Ana Sayfa Siyaset 27 Eylül 2021 6 Görüntüleme

Hayreddin Hocam

Hayreddin Hocama hürmetimi kaybetmek istemem. Varlığını önemsediğim insandır. Farklı bahislerde çok çok tartışılmıştır, hem de İslam’la ilgisi konusunda ağır suçlamalara gaye olmuştur, o suçlamaları hak etmediğini düşünmüşümdür.

Ancak bu, farklı düşündüğüm şeyleri söz etmeme mani değil.

İktidarla alakalı duruşunu sorunlu bulduğumu belirtmeliyim.
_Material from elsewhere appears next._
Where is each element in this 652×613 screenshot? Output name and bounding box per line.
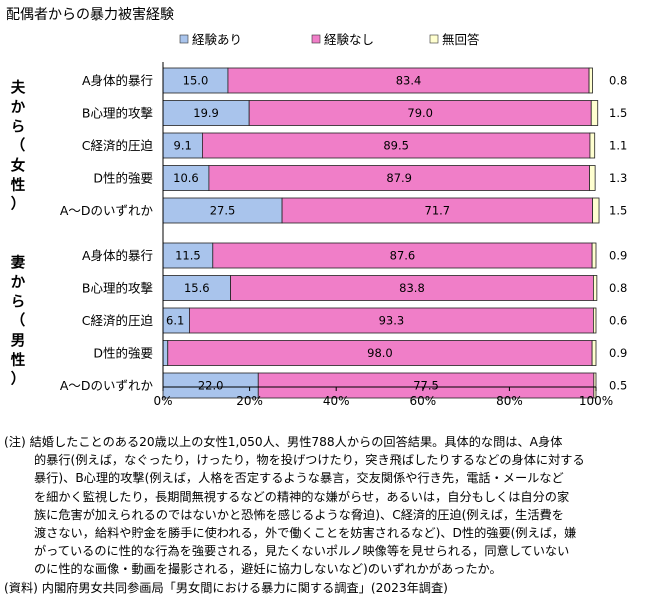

Sorun şurada ki, açıkladığı fikirler “Dinin görüşü” olarak algılanıyor, iktidarı savunma pozisyonu da, dini iktidarın yedeğine koyuyormuş algısına yol açıyor. Bu da, iktidarla birlikte dinin yıpranmasına yol açıyor. “Dinin izzeti” konusunda son derece hassas olduğunu bildiğim Hocanın bunu isteyeceğini sanmam. Siyasi iktidarın açık yanlışlarına da meşruiyet kılıfı giydiren bir din algısının genç beyinlerde nasıl bir tahribata yol açacağını Hayreddin Hocanın görmeyeceğini düşünemiyorum. Neden bunun farkında değilmiş göründüğünü de anlayabiliyor değilim.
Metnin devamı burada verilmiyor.